On Tue, Apr 19, 2011 at 3:22 PM, Jacob Kaplan-Moss <ja...@jacobian.org>wrote:

> Hi folks --
>
> Over the past few weeks, the core development team have been
> discussing how we can streamline our process to get more work done
> quicker. It's pretty clear that the bulk of the community wishes
> Django could move forward a bit faster [1], and we'd like to be able
> to deliver more awesomeness in less time. Ultimately, the goal will be
> to put out releases quicker, hit our deadlines more accurately, and be
> able to respond to community suggestions and patches in a more timely
> manner.
>
>    [1] This isn't unique to Django, of course; almost every open
> source project wishes they could release more features more quickly.
>
> One way that we'd like to improve our speed is by modifying our
> existing backport policy. To refresh your memories, right now we
> backport any non-feature-containing patches to the previous release.
> So if we fix a bug on trunk, we backport the bug fix to the 1.3.X
> branch, where it would become part of the 1.3.1 release. This is a
> fair bit of work: it basically means we have to fix each bug twice.
>
> The core team has come to a rough consensus and we're planning to drop
> this backport-everything policy. Instead, we'll only backport critical
> patches. That is, we'd only backport patches for:
>
> * Security issues.
> * Data-loss bugs.
> * Crashing bugs.
> * Major functionality bugs in newly-introduced features.
>
> In other words, we'd basically only backport bugs that would have
> prevented a release in the first place.
>
> Practically, this means that if there's a minor bug in 1.3 -- for
> example, #15795, a bug with the representation of RegexURLPattern --
> the fix *will not* be applied to the 1.3.X branch, and thus no 1.3.*
> release will contain the fix, even if it's fixed in trunk. To get the
> fix for these bugs, users will have to upgrade to 1.4.
>
> The upside, of course, is that bug fixes will be quicker to apply, so
> we can fix more bugs, so we can get that 1.4 release out sooner [2].
> Additionally, this'll give users more of an incentive to upgrade to
> the latest-and-greatest. This means that they get new features, and we
> (the development community) get to focus more clearly on moving
> forward, not maintaining older releases.
>
>    [2] Look for a proposed release date soon. Spoiler alert: it's
> sooner than you think.
>
> We'd like to make this change effective immediately, but we also don't
> want to just issue this change by fiat. So we're requesting comments
> and feedback on this change. Do you like the idea? Why or why not?
> Will this policy make it more likely you'll contribute? Less likely?
>
> Thanks!
>
> Jacob


Hi All -

In general I prefer to think about this the other way around: If we have a
most current stable release of product X, it makes sense to fix any bugs
that come up in that product.  For the sake of the next release, assuming
the bug was not fixed or made obsolete by some other change, it then also
makes sense to /forward port/ that bug fix to the current (unstable)
development trunk.  Calling it "forward porting" rather than "back porting"
makes it sound better, too. :-)

This workflow fits quite well if you're using one of the DVCS mirrors of the
Django repository, as it can be as easy as merging the latest release branch
into default/master on a regular basis.  There is obviously more to the
story (running tests, dealing with the occasional merge conflict), but to
me, it seems like the majority of the work is in fixing the original bug in
the first place, not in applying that same fix to another branch of the
code.  If my assumption is true, we might as well apply the fix in both
places once it has been made.

Being a non-core-committer perhaps I don't fully understand the additional
work involved, but I do appreciate the focus on stability in Django's
releases and I'd rather be forced to upgrade due to new features that I
want, rather than some silly bug that'll never be fixed -- especially if a
stable release that includes the fix I need is not even available yet.  In
other words, if a bug in a product has been fixed, it seems odd to me that
no stable release of the product will include that fix.

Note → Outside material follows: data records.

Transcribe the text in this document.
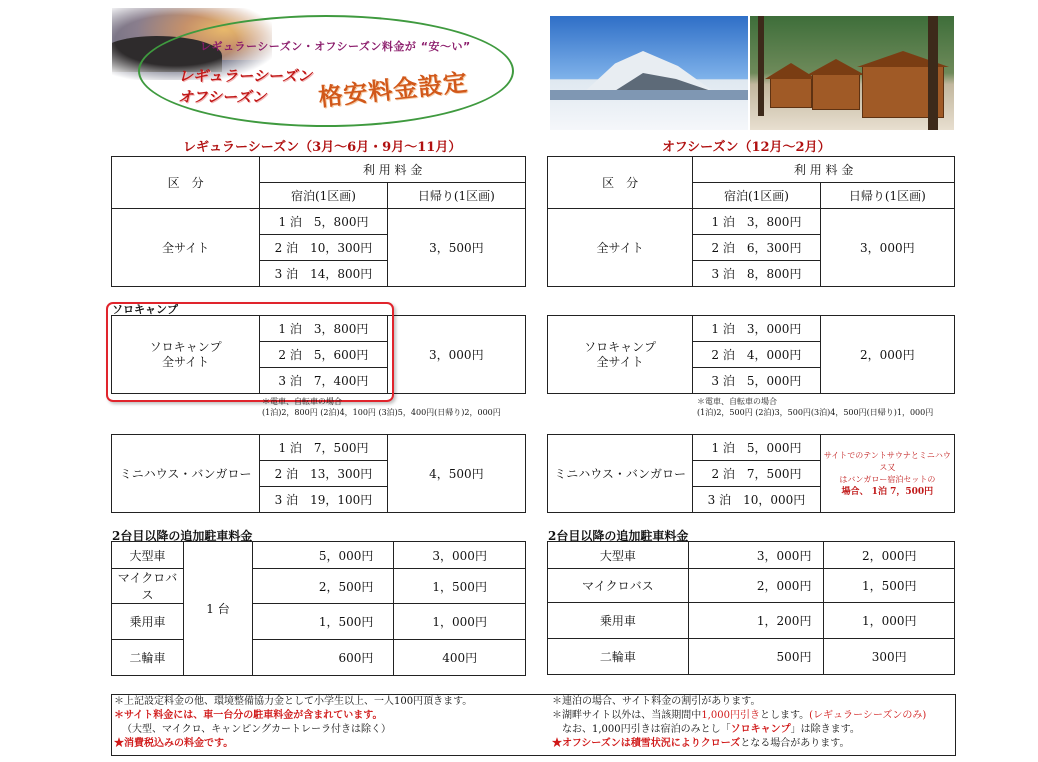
レギュラーシーズン・オフシーズン料金が “安〜い”
レギュラーシーズン
オフシーズン 格安料金設定
レギュラーシーズン（3月〜6月・9月〜11月）	オフシーズン（12月〜2月）
区　分	利 用 料 金	
	宿泊(1区画)	日帰り(1区画)
全サイト	1 泊　5，800円	3，500円
	2 泊　10，300円	
	3 泊　14，800円	
区　分	利 用 料 金	
	宿泊(1区画)	日帰り(1区画)
全サイト	1 泊　3，800円	3，000円
	2 泊　6，300円	
	3 泊　8，800円	
ソロキャンプ
ソロキャンプ
全サイト	1 泊　3，800円	3，000円
2 泊　5，600円
3 泊　7，400円
ソロキャンプ
全サイト	1 泊　3，000円	2，000円
2 泊　4，000円
3 泊　5，000円
＊電車、自転車の場合
(1泊)2，800円 (2泊)4，100円 (3泊)5，400円(日帰り)2，000円
＊電車、自転車の場合
(1泊)2，500円 (2泊)3，500円(3泊)4，500円(日帰り)1，000円
ミニハウス・バンガロー	1 泊　7，500円	4，500円
2 泊　13，300円
3 泊　19，100円
ミニハウス・バンガロー	1 泊　5，000円	サイトでのテントサウナとミニハウス又
はバンガロー宿泊セットの
場合、 1泊 7，500円
2 泊　7，500円
3 泊　10，000円
2台目以降の追加駐車料金	2台目以降の追加駐車料金
大型車	1 台	5，000円	3，000円
マイクロバス		2，500円	1，500円
乗用車		1，500円	1，000円
二輪車		600円	400円
大型車	3，000円	2，000円
マイクロバス	2，000円	1，500円
乗用車	1，200円	1，000円
二輪車	500円	300円
＊上記設定料金の他、環境整備協力金として小学生以上、一人100円頂きます。
＊サイト料金には、車一台分の駐車料金が含まれています。
（大型、マイクロ、キャンピングカートレーラ付きは除く）
★消費税込みの料金です。
＊連泊の場合、サイト料金の割引があります。
＊湖畔サイト以外は、当該期間中1,000円引きとします。(レギュラーシーズンのみ)
なお、1,000円引きは宿泊のみとし「ソロキャンプ」は除きます。
★オフシーズンは積雪状況によりクローズとなる場合があります。
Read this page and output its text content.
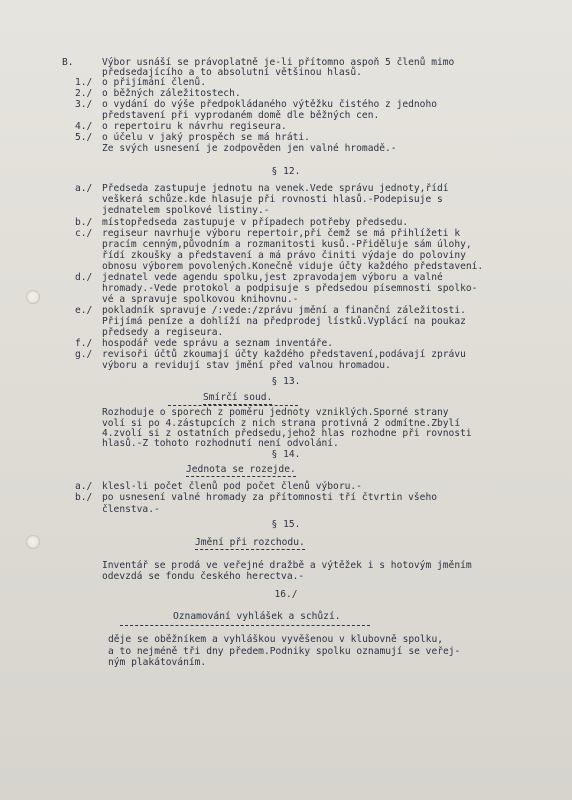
B.	Výbor usnáší se právoplatně je-li přítomno aspoň 5 členů mimo
předsedajícího a to absolutní většinou hlasů.
1./ o přijímání členů.
2./ o běžných záležitostech.
3./ o vydání do výše předpokládaného výtěžku čistého z jednoho
představení při vyprodaném domě dle běžných cen.
4./ o repertoiru k návrhu regiseura.
5./ o účelu v jaký prospěch se má hráti.
Ze svých usnesení je zodpověden jen valné hromadě.-
§ 12.
a./ Předseda zastupuje jednotu na venek.Vede správu jednoty,řídí
veškerá schůze.kde hlasuje při rovnosti hlasů.-Podepisuje s
jednatelem spolkové listiny.-
b./ místopředseda zastupuje v případech potřeby předsedu.
c./ regiseur navrhuje výboru repertoir,při čemž se má přihlížeti k
pracím cenným,původním a rozmanitosti kusů.-Přiděluje sám úlohy,
řídí zkoušky a představení a má právo činiti výdaje do poloviny
obnosu výborem povolených.Konečně viduje účty každého představení.
d./ jednatel vede agendu spolku,jest zpravodajem výboru a valné
hromady.-Vede protokol a podpisuje s předsedou písemnosti spolko-
vé a spravuje spolkovou knihovnu.-
e./ pokladník spravuje /:vede:/zprávu jmění a finanční záležitosti.
Přijímá peníze a dohlíží na předprodej lístků.Vyplácí na poukaz
předsedy a regiseura.
f./ hospodář vede správu a seznam inventáře.
g./ revisoři účtů zkoumají účty každého představení,podávají zprávu
výboru a revidují stav jmění před valnou hromadou.
§ 13.
Smírčí soud.
Rozhoduje o sporech z poměru jednoty vzniklých.Sporné strany
volí si po 4.zástupcích z nich strana protivná 2 odmítne.Zbylí
4.zvolí si z ostatních předsedu,jehož hlas rozhodne při rovnosti
hlasů.-Z tohoto rozhodnutí není odvolání.
§ 14.
Jednota se rozejde.
a./ klesl-li počet členů pod počet členů výboru.-
b./ po usnesení valné hromady za přítomnosti tří čtvrtin všeho
členstva.-
§ 15.
Jmění při rozchodu.
Inventář se prodá ve veřejné dražbě a výtěžek i s hotovým jměním
odevzdá se fondu českého herectva.-
16./
Oznamování vyhlášek a schůzí.
děje se oběžníkem a vyhláškou vyvěšenou v klubovně spolku,
a to nejméně tři dny předem.Podniky spolku oznamují se veřej-
ným plakátováním.
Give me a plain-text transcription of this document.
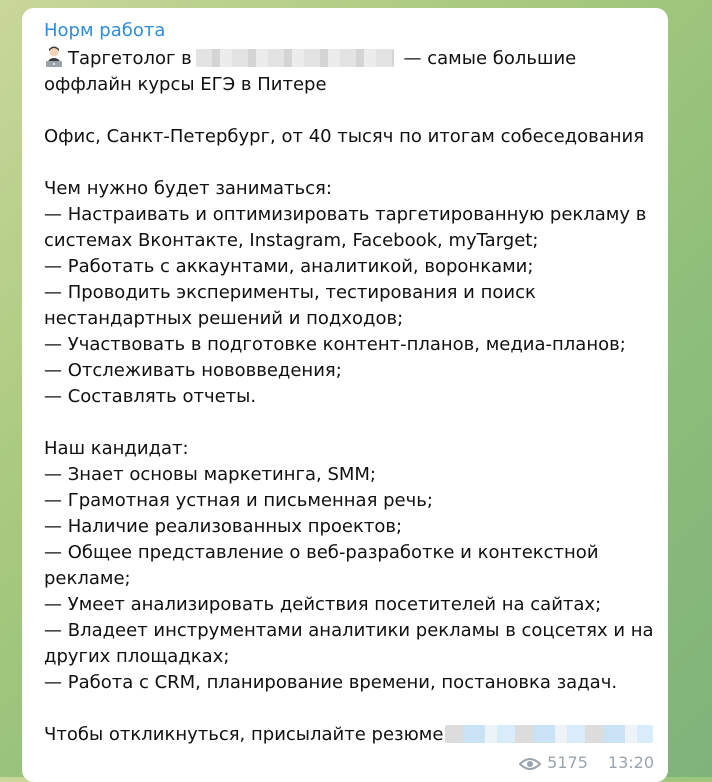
Норм работа
Таргетолог в	— самые большие
оффлайн курсы ЕГЭ в Питере
Офис, Санкт-Петербург, от 40 тысяч по итогам собеседования
Чем нужно будет заниматься:
— Настраивать и оптимизировать таргетированную рекламу в
системах Вконтакте, Instagram, Facebook, myTarget;
— Работать с аккаунтами, аналитикой, воронками;
— Проводить эксперименты, тестирования и поиск
нестандартных решений и подходов;
— Участвовать в подготовке контент-планов, медиа-планов;
— Отслеживать нововведения;
— Составлять отчеты.
Наш кандидат:
— Знает основы маркетинга, SMM;
— Грамотная устная и письменная речь;
— Наличие реализованных проектов;
— Общее представление о веб-разработке и контекстной
рекламе;
— Умеет анализировать действия посетителей на сайтах;
— Владеет инструментами аналитики рекламы в соцсетях и на
других площадках;
— Работа с CRM, планирование времени, постановка задач.
Чтобы откликнуться, присылайте резюме
5175 13:20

What if the window for bug fixes was time boxed, so that bug fixes would be
back/forward ported as usual up until 1-2 months prior to a new stable
release (perhaps coinciding with the first release candidate)?  This way at
least we have some semblance of a stable release destined to include all bug
fixes at all points in time, and the actual window in which a bug fix might
not make it into the current official stable release is reduced.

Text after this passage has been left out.